Ser laico não é ser contra a religião

Evento coordenado pela Ação Educativa colocou em pauta o ensino religioso nas escolas públicas.

Apesar de o Brasil declarar em sua Constituição ser um Estado laico, há um enorme abismo entre tal preceito e a realidade existente hoje. “A laicidade do Estado significa que ele deve ser neutro em matéria religiosa e isso não quer dizer que ele seja ateu ou agnóstico, quer dizer que o Estado não tem posição, deve respeitar todas as posições religiosas, mas não pode endossar nenhuma delas”, argumenta Daniel Sarmento, professor adjunto de Direito Constitucional da UERJ e Procurador Regional da República.

Sarmento participou do debate “O Ensino Religioso nas Escolas Públicas: Inconstitucionalidade e Ameaças à Liberdade Religiosa e aos Direitos Humanos”, realizado ontem (31). “Essa neutralidade do Estado implica garantir a liberdade religiosa para as pessoas. É uma garantia importante também do princípio da igualdade, pois não haveria discriminação daqueles que não comungam da religião estatal, e ela é extremamente relevante para propiciar uma estabilidade política e social, já que a religião tem um poder muito grande de mobilizar as pessoas”, destacou.

O jurista fez questão de diferenciar a laicidade do Estado do que chamou de “laicídio”. “A laicidade do Estado respeita as religiões e não impede, por exemplo, um religioso de ocupar uma função pública. Ela não é contrária à expressão da religiosidade, como no caso que vimos na França, ao se proibir o uso do véu muçulmano. Isto é muito mais grave, é uma discriminação religiosa”, afirmou.

Intolerância religiosa

Denise Carreira, relatora nacional para o Direito Humano à Educação da Plataforma Dhesca Brasil e coordenadora da Ação Educativa, mostrou dados gerados pela relatoria sobre intolerância religiosa, com base em pesquisa realizada nos anos de 2010 e 2011 nos estados de São Paulo, Rio de Janeiro e Bahia. Segundo ela, a intolerância religiosa e o racismo caminham lado a lado, tendo as religiões de matriz africana como principais vítimas. O avanço dos conservadores católicos e evangélicos também é visto como razão para isso.

“Observamos que a intolerância nas escolas públicas se manifesta em violência física, até apedrejamento, sobretudo de estudantes vinculados a religiões de matriz africana. Ela se manifesta também pela negação da identidade religiosa por medo de represálias e casos de demissão ou afastamento de profissionais que são adeptos de religiões africanas ou que abordaram o tema em aula”, descreveu. “Também registramos proibição de uso de livro de religiões africanas, prática de capoeira e danças afros, e muitas vezes os professores e diretores se mostram omissos em relação à violência, o que acaba causando nos alunos a repetência, a evasão escolar e até a depressão”, disse.

Lei e consenso

Apesar de o Brasil ser um Estado laico, também consta no texto da Constituição a obrigatoriedade do ensino religioso, além do país ter firmado um acordo com a Santa Sé que prevê o “ensino católico e de outras confissões” na rede pública de ensino, o que causa um conflito de interesses. Em muitos locais, o ensino religioso é considerado obrigatório e sua matrícula é feita de maneira automática, apesar de, por lei ele ser facultativo.

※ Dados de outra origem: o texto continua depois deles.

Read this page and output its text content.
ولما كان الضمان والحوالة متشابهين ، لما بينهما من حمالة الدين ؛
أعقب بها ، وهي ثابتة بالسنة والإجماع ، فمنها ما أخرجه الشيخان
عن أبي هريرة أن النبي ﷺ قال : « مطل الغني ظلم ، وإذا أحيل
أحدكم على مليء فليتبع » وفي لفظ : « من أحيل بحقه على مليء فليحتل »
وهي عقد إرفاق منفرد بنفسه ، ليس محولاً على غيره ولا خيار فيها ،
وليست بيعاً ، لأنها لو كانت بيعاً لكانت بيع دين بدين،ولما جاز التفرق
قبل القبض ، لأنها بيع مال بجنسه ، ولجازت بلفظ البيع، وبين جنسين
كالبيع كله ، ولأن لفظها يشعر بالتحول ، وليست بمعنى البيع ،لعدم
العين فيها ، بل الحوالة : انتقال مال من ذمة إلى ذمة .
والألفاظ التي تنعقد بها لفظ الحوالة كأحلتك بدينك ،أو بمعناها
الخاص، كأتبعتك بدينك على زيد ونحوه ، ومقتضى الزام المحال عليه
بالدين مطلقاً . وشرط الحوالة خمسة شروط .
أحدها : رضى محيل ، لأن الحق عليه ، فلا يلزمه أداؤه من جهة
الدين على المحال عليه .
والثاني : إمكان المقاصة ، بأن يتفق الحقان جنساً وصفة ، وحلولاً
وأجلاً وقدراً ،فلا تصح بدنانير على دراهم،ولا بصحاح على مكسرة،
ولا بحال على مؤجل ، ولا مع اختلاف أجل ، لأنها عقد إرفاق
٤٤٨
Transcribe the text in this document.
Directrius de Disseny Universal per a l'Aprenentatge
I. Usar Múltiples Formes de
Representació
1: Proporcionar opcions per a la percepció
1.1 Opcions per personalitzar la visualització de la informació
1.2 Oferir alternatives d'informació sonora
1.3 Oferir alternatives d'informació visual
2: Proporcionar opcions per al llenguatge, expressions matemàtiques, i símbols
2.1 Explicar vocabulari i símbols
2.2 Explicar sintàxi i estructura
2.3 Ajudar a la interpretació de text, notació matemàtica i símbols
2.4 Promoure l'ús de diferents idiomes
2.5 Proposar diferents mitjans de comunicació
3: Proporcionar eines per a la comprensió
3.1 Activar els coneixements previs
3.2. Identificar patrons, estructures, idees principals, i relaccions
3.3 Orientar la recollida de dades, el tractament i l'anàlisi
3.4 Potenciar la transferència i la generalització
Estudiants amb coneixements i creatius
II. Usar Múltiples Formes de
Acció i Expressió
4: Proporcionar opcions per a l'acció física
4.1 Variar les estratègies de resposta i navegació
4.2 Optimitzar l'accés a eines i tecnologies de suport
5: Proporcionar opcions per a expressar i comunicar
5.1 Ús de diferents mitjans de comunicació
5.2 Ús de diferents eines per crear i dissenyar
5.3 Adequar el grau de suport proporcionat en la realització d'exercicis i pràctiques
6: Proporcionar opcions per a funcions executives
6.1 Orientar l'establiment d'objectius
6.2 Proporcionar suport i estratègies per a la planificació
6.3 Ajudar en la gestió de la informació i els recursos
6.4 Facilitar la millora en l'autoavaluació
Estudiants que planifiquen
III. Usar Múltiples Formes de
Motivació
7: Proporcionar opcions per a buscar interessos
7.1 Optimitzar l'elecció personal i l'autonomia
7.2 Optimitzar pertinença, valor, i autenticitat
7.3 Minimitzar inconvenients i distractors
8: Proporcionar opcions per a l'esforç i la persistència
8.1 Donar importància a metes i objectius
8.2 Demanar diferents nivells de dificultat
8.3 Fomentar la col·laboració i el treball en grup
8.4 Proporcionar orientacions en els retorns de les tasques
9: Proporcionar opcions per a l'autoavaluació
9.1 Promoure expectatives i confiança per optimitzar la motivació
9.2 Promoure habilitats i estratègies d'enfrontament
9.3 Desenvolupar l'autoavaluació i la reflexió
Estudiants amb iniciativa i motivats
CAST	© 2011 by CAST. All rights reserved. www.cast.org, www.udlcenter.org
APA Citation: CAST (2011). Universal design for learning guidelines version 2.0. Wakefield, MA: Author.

Por isso, os envolvidos no debate acreditam que seria preciso retirar o ensino religioso das escolas. Para tanto, seria necessária a criação de uma PEC, Proposta de Emenda à Constituição, mas eles não enxergam uma força política hoje capaz de se articular para essa finalidade. Em vista disso, foram debatidas também algumas alternativas, entre as quais a criação do Plano Nacional para Enfrentamento da Intolerância Religiosa e de uma Comissão de Enfrentamento da Intolerância Religiosa, a formação de profissionais e gestores para lidar com a questão, revogação do acordo entre Brasil e Santa Sé, revisão do artigo 33 da LDB e eliminação de todos os símbolos e práticas religiosas da rotina escolar.

* Publicado originalmente no site Revista Fórum.